Remove unfinished ARM F16 compute path
This was a distraction, and there were no plans to finish the
implementation.
Change-Id: I29046c2c4bbf5b402d47112753515416ce8c83cc
Reviewed-on: https://skia-review.googlesource.com/c/skcms/+/698183
Reviewed-by: Kevin Lubick <kjlubick@google.com>
Commit-Queue: Brian Osman <brianosman@google.com>
diff --git a/build.ninja b/build.ninja
index faed2c6..11f1e47 100644
--- a/build.ninja
+++ b/build.ninja
@@ -25,7 +25,6 @@
subninja ninja/gcc.xsan
subninja ninja/android
-subninja ninja/android.fp16
subninja ninja/android.nofp16
subninja ninja/android.lsan
subninja ninja/android.portable
diff --git a/ninja/android.fp16 b/ninja/android.fp16
deleted file mode 100644
index 058a54a..0000000
--- a/ninja/android.fp16
+++ /dev/null
@@ -1,3 +0,0 @@
-mode = .fp16
-extra_cflags = -march=armv8.2a+fp16 -DSKCMS_OPT_INTO_NEON_FP16 -Wno-implicit-float-conversion
-include ninja/android
diff --git a/skcms.cc b/skcms.cc
index 246c08a..3940c0a 100644
--- a/skcms.cc
+++ b/skcms.cc
@@ -2403,10 +2403,6 @@
#define N 8
template <typename T> using V = Vec<N,T>;
using Color = float;
-#elif defined(__ARM_FEATURE_FP16_VECTOR_ARITHMETIC) && defined(SKCMS_OPT_INTO_NEON_FP16)
- #define N 8
- template <typename T> using V = Vec<N,T>;
- using Color = _Float16;
#else
#define N 4
template <typename T> using V = Vec<N,T>;
diff --git a/src/Transform_inl.h b/src/Transform_inl.h
index 350f6a2..17324b2 100644
--- a/src/Transform_inl.h
+++ b/src/Transform_inl.h
@@ -54,9 +54,6 @@
#if __ARM_FP & 2
#define USING_NEON_F16C
#endif
- #if defined(__ARM_FEATURE_FP16_VECTOR_ARITHMETIC) && defined(SKCMS_OPT_INTO_NEON_FP16)
- #define USING_NEON_FP16
- #endif
#endif
// These -Wvector-conversion warnings seem to trigger in very bogus situations,
@@ -132,12 +129,7 @@
// When we convert from float to fixed point, it's very common to want to round,
// and for some reason compilers generate better code when converting to int32_t.

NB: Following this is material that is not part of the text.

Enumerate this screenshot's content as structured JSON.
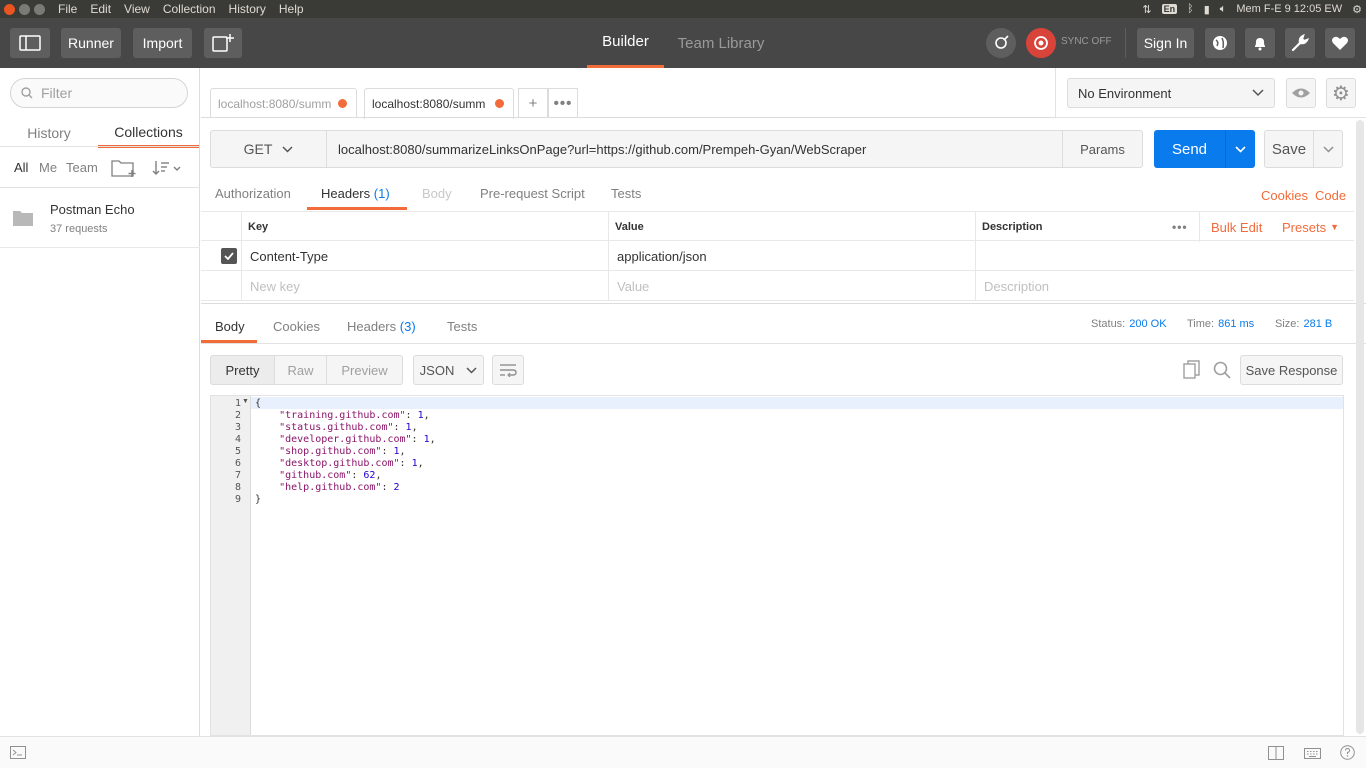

// To serve both those ends, we use this function to_fixed() instead of direct cast().
-#if defined(USING_NEON_FP16)
- // NEON's got a F16 -> U16 instruction, so this should be fine without going via I16.
- SI U16 to_fixed(F f) { return cast<U16>(f + 0.5f); }
-#else
- SI U32 to_fixed(F f) { return (U32)cast<I32>(f + 0.5f); }
-#endif
+SI U32 to_fixed(F f) { return (U32)cast<I32>(f + 0.5f); }
// Sometimes we do something crazy on one branch of a conditonal,
@@ -158,9 +150,7 @@
SI F F_from_Half(U16 half) {
-#if defined(USING_NEON_FP16)
- return bit_pun<F>(half);
-#elif defined(USING_NEON_F16C)
+#if defined(USING_NEON_F16C)
return vcvt_f32_f16((float16x4_t)half);
#elif defined(USING_AVX512F)
return (F)_mm512_cvtph_ps((__m256i)half);
@@ -187,9 +177,7 @@
__attribute__((no_sanitize("unsigned-integer-overflow")))
#endif
SI U16 Half_from_F(F f) {
-#if defined(USING_NEON_FP16)
- return bit_pun<U16>(f);
-#elif defined(USING_NEON_F16C)
+#if defined(USING_NEON_F16C)
return (U16)vcvt_f16_f32(f);
#elif defined(USING_AVX512F)
return (U16)_mm512_cvtps_ph((__m512 )f, _MM_FROUND_CUR_DIRECTION );
@@ -208,11 +196,7 @@
}
// Swap high and low bytes of 16-bit lanes, converting between big-endian and little-endian.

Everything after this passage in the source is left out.